When ESPN Surfing did its end-of 2010 wrap up, I was insistent that we include any entry about the relevance of Channel Island's Dumpster Diver. In the list were the obvious headliners like Kelly Slater and the loss of A.I. Both of those guys changed the way we surf. Not taking anything away from Teahupoo going off the charts last March, I just don't think it affected more than half a percent of the surf populace.
And since I am a man of the people, I felt the widespread popularity of the Double D and the similar designs other shapers came out with had the most prolific effect on every day surfers.
While chatting with Patrick Herrle, manager of the Wave Riding Vehicles factory in North Carolina, recently, he was mentioned that WRV had recently shipped a ton of standard shortboards, known as the Chronic model, to the WRV shop in Puerto Rico.
"You can't sell thrusters in [Virginia Beach] anymore," he told me.
That seems to be the case everywhere, as more and more surfers are opting for shorter, wider boards with more overall foam. WRV's Nugget model outsells the Chronic seven-to-one in Vah Beach.
From a brief browse at this year's lines, the trends for 2011 are very clear. Shorter and wider are in. Foam is your friend. Single concaves are where it's at. And rocker might as well be that band Breaking Benjamin.
The major companies have always had some enticing sleds for micro shreds, but they've never been front and center like this. Like WRV's Nuggets, Rusty has the Dozer and the Choppa. And even though they've always been well "rounded," Lost has the Rocket and the Scorcher.
The bottom line is that the average surf session anywhere in the country is a lot more 1st St. Jetty than Off the Wall.
"We can't build the Nuggets fast enough," says Dave Lewis, general manager of the flagship WRV operation in V.B., "Everyone wants thicker boards, rounded tails, five fin convertibles, wider, and four to six inches shorter than their short boards."
Firewire claims that the Dominator, a full-bodied board with a pulled-in nose is it's most versatile board to date. Super Surfboards is offering its Vapors models even shorter than last year.
And these aren't just summertime grovel boards. Since the fish made its re-emergence in the mid '90s, shapers have been playing with elements of this fun-forward design to create hybrids for small surf. For the average surfer, it was life-changing. But traditionally, these retro models are a disaster in critical waves and while they offer speed, they sacrificed performance. Even if you get yourself flying down the line at your local bowl, all that speed is useless if the board can't handle even the most amateur turn.
Not to mention that for the longest time, surfers would buy anorexic sticks because that's what the pros rode. No one wanted to look like that aging weekend warrior on the fat boy fish.
"It's a combination of the pros making them cool and designers making shapes that look more sexy. Everybody has figured it out now," Lewis explains.

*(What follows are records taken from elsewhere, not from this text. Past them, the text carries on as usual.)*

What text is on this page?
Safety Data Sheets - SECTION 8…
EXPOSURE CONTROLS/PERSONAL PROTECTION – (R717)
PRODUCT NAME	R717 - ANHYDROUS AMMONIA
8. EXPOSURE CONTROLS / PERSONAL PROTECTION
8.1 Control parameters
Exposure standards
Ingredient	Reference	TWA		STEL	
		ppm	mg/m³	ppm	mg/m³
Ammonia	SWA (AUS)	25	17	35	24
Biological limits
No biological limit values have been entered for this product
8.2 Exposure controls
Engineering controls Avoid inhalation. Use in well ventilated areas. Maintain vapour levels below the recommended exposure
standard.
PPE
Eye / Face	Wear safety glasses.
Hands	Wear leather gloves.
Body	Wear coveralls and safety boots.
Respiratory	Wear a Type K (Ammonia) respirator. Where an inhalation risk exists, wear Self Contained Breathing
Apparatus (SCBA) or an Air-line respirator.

This wasn't an overnight phenomenon. While Channel Islands didn't invent the high performance small wave board, it did have a lot to do with building its popularity -- specifically the open minds of Rob Machado, Slater, and Dane Reynolds, who lent their massive credibility to the Biscuit, the Whip, the Dumpster Diver, and others.
Machado has been free to experiment with what he wants since he left the tour eight years ago (yeah, it has been that long.) Slater had enough titles and confidence to be creative even in heats, and Reynolds -- well, he claims he just doesn't care. The result has been a benefit for all of us. According to Channel Islands, the Dumpster Diver accounted for 20 percent of all C.I. boards sold last year.
WRV pros are riding the Nugget as well, although Lewis jokes that, "(Hawaiian chargers) Mark Healy and Dave Wassel would still have no idea what we were talking about."
The plain truth is that for years, surfers have been trying to ride the same board that Mick Fanning surfs at Snapper Rocks at their own less-than-snappy-rock bottom and beach break. There have been some deviation for different times of the year, but this is a major step in evolution. These are high performance boards that anyone can get waves on at any break. This is not a trend. Unlike their predecessors that smelled a little fishy, these craft will work in a head high wave. They fit in the pocket and make speed, even for the average Joe.